Personal information
- Full name: Bjørn Tronstad
- Date of birth: 11 April 1957 (age 69)
- Place of birth: Bergen, Norway
- Position: Striker

Youth career
- SK Brann

College career
- Years: Team / Apps / (Gls)
- 1979–1981: San Francisco Dons / 73 / (40)

Senior career*
- Years: Team / Apps / (Gls)
- 1976–1979: Brann / 112 / (62)
- 1981: ??? / 4 / (1)

International career
- 1976: Norway / 4 / (0)

= Bjørn Tronstad =

Norwegian footballer (born 1957)

Bjørn Tronstad (born 11 April 1957) is a retired Norwegian football player. Tronstad played at SK Brann from 1974 to 1979. During his 5 years at Brann Tronstad scored a total of 127 goals during 222 matches, and became one of the top-scoring players in the history of the club. Tronstad was looked upon by many as the new Roald 'Kniksen' Jensen.
Tronstad retired when he was only 25 years old because he wanted to study in the United States.
It is told that he was a major scorer in the local football teams and college teams.

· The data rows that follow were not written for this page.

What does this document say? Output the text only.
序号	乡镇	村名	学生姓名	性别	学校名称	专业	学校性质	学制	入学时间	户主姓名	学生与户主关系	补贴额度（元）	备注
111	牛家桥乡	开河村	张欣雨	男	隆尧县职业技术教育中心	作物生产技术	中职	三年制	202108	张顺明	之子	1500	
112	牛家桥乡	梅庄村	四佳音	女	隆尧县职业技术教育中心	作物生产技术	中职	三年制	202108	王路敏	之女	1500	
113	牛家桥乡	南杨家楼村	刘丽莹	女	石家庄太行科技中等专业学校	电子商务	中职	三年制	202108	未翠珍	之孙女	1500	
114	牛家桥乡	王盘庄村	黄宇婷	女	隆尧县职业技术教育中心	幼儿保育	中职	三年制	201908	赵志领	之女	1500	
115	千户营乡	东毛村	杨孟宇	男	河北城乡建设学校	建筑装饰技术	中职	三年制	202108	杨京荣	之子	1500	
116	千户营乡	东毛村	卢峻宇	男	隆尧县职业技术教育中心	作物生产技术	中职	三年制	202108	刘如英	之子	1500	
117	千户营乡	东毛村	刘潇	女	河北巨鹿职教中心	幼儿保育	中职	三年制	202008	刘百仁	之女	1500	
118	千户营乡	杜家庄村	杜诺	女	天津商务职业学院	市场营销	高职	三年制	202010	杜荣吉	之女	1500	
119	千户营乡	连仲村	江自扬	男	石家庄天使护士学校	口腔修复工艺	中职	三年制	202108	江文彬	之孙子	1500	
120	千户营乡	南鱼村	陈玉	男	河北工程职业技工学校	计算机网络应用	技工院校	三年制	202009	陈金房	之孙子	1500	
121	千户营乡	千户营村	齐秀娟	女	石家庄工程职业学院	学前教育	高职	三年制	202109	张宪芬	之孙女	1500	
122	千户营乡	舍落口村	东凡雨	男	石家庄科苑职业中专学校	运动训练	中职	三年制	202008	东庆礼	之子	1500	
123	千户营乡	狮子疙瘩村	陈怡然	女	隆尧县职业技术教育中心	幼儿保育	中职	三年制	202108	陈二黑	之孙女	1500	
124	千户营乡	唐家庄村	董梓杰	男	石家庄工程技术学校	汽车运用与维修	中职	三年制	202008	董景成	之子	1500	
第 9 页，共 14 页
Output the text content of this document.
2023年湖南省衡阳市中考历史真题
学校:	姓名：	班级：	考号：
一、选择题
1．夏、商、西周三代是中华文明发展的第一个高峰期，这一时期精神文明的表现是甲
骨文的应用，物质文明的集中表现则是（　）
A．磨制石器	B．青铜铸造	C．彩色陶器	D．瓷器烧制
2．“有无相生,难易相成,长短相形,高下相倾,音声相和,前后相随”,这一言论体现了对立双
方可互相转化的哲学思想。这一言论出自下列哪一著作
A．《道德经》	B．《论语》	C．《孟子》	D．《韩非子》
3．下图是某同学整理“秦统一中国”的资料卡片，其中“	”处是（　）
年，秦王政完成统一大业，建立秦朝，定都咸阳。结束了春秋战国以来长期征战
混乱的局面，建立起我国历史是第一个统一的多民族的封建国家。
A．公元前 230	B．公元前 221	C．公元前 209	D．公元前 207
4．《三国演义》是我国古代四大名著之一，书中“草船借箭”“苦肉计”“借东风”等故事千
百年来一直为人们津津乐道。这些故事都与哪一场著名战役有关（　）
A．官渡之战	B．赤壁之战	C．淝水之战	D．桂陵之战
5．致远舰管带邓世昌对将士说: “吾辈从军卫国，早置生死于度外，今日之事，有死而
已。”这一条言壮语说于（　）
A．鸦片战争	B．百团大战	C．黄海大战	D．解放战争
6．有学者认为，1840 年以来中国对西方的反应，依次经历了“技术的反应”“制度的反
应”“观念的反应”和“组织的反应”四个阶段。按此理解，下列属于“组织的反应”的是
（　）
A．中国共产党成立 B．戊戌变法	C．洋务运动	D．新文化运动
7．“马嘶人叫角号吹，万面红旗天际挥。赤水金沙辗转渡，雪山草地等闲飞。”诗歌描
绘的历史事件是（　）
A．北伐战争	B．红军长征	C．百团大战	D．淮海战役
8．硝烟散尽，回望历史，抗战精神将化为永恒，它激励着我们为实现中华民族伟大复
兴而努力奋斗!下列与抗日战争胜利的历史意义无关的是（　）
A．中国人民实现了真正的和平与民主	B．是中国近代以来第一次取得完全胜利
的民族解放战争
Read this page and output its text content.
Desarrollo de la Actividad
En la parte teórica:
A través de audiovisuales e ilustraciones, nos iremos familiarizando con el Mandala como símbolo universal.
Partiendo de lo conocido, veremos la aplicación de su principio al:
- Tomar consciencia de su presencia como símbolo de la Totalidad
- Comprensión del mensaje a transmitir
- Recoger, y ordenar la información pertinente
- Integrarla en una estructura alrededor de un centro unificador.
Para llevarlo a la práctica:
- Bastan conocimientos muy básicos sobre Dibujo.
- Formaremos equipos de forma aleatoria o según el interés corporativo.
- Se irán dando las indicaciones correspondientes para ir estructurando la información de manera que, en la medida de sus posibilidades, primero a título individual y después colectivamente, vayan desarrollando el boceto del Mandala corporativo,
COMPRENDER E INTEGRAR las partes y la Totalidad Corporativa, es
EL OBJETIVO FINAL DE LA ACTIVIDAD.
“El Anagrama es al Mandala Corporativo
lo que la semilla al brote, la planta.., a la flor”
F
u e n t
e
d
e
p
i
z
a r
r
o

Tronstad had a small comeback in 1981, but he only played 4 games and scored 1 goal.

== Collegiate career ==
Tronstad retired from professional football in 1979 to play college soccer in the United States at the University of San Francisco. While at San Francisco, Tronstad lead the NCAA (U.S. college sports organisation) in scoring during the 1979 season, scoring 29 goals in 26 appearances. Tronstad played three years of collegiate soccer finishing with 40 goals in 73 matches. He is ranked fifth all-time in goals scored for the university.